If you speak English as a second language, you naturally have difficulty pronouncing some sounds. This is because you do not have these sounds in your native language.  Some sounds occur more frequently than others, and these are the sounds you should work on mastering first, as they will have the greatest impact on your spoken English.

R sound
Image courtesy of marin /
The “r” sound is probably the most frequently used sound in English.  It occurs as a consonant, as in the words “red” and “around”; it occurs as a vowel, as in the words “mother” and “bird”; it occurs in diphthongs, as in the words “fair”, “year” and “before”; and it occurs in consonant blends as in the words “three”, “scratch”, and “practice.”  The “r” is everywhere!
If English is your second language, you most likely are pronouncing the “r” very differently than how it is pronounced in English. Most languages use the tip of the tongue to form the “r”, and the lips remain flat and relaxed. The tongue tip quickly hits the roof of the mouth just behind the upper front teeth either once, which is called “rolling” or several times, which is called “trilling.” Languages such as Spanish, Russian, Arabic, and Portuguese are just a few that form the “r” in this way.  Other languages, such as German and French form the “r” with the back of the tongue against the back of the throat, with the lips again remaining flat and relaxed.
To form the American English “r”, follow these guidelines:
  1. Place your lips in a circle.  Do not forget this step, as it is a very important one!  As soon as you make a circle with your lips, your lower jaw will automatically move slightly forward.  It is not something that you will need to force your jaw to do; this occurs naturally.  It is important, however, to be aware of the movements your lower jaw makes as you form the “r” sound.  
  2. Keep your teeth fairly close together; they should only be slightly separated.
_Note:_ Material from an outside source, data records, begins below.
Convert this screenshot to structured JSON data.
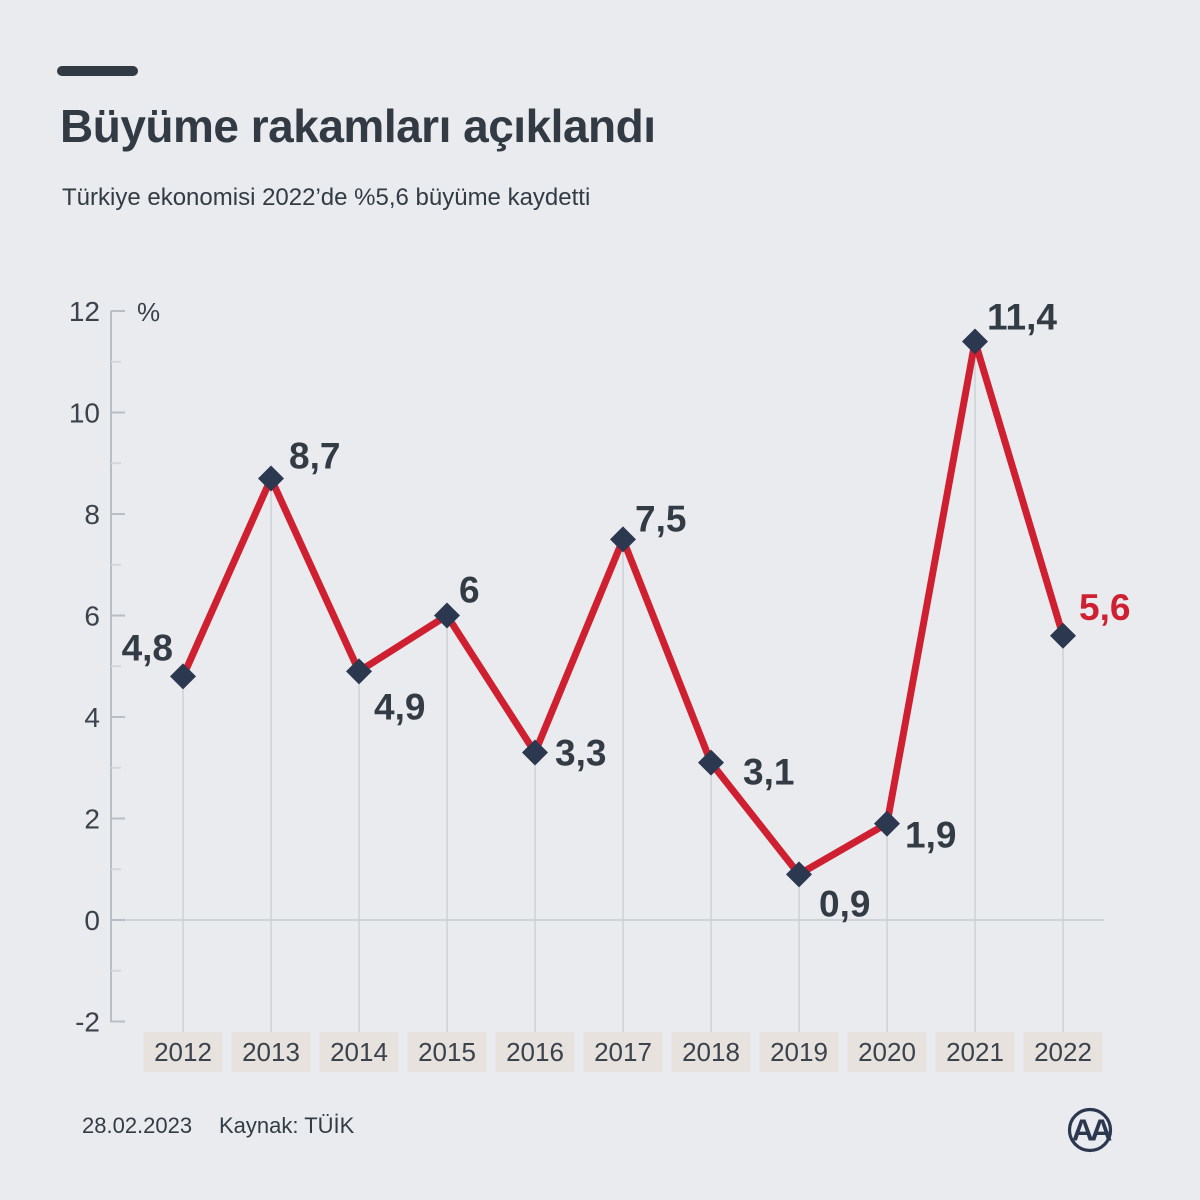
{
  "header": {
    "title": "Büyüme rakamları açıklandı",
    "subtitle": "Türkiye ekonomisi 2022’de %5,6 büyüme kaydetti"
  },
  "chart_data": {
    "type": "line",
    "title": "Büyüme rakamları açıklandı",
    "unit_label": "%",
    "categories": [
      "2012",
      "2013",
      "2014",
      "2015",
      "2016",
      "2017",
      "2018",
      "2019",
      "2020",
      "2021",
      "2022"
    ],
    "values": [
      4.8,
      8.7,
      4.9,
      6,
      3.3,
      7.5,
      3.1,
      0.9,
      1.9,
      11.4,
      5.6
    ],
    "value_labels": [
      "4,8",
      "8,7",
      "4,9",
      "6",
      "3,3",
      "7,5",
      "3,1",
      "0,9",
      "1,9",
      "11,4",
      "5,6"
    ],
    "highlight_index": 10,
    "y_ticks": [
      12,
      10,
      8,
      6,
      4,
      2,
      0,
      -2
    ],
    "ylim": [
      -2,
      12
    ],
    "grid": "per-point vertical lines and zero baseline",
    "legend": "none",
    "colors": {
      "line_red": "#cf2031",
      "marker_navy": "#2b3850",
      "label_dark": "#333b45",
      "label_highlight_red": "#cf2031",
      "year_box_beige": "#e7e2dd",
      "axis_gray": "#b9bec4",
      "grid_gray": "#c6cbcf",
      "minor_tick_gray": "#d3d7da",
      "background": "#e9ebee"
    }
  },
  "footer": {
    "date": "28.02.2023",
    "source": "Kaynak: TÜİK"
  },
  "logo": {
    "text": "AA"
  }
}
  3. With your lips, teeth and jaw in place, raise the front of your tongue up toward the roof of your mouth, but not touching it.  This is the most difficult part!  If your tongue tip touches anything, it will sound like rolling and will be different from the American English “r.”
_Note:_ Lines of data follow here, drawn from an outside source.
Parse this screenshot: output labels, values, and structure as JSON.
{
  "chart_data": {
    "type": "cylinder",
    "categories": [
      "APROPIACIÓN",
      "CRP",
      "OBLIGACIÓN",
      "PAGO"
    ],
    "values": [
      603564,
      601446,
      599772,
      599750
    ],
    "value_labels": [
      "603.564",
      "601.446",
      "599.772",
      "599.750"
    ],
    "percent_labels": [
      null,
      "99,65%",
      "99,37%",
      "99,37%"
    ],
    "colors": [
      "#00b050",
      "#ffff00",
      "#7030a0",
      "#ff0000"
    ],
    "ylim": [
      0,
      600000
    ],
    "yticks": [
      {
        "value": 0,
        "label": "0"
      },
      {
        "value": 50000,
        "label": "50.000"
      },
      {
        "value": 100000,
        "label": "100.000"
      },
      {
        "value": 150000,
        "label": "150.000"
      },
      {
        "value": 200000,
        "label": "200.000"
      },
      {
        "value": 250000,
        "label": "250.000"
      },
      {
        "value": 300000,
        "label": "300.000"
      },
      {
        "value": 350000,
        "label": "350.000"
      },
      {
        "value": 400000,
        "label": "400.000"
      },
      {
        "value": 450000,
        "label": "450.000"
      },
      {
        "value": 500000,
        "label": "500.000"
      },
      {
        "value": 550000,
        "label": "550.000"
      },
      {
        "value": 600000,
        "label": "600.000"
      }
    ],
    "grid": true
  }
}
When learning how to form any new sound, you should have a picture of what your mouth should look like, as well as what your tongue should be doing inside your mouth, so that you can copy it. When you practice saying the sound aloud, you should always practice with audio or video of someone who can pronounce it correctly.  That way, you will not be reinforcing the accented sound.
Question:  Do you find "r" to be a stumbling block in your speech?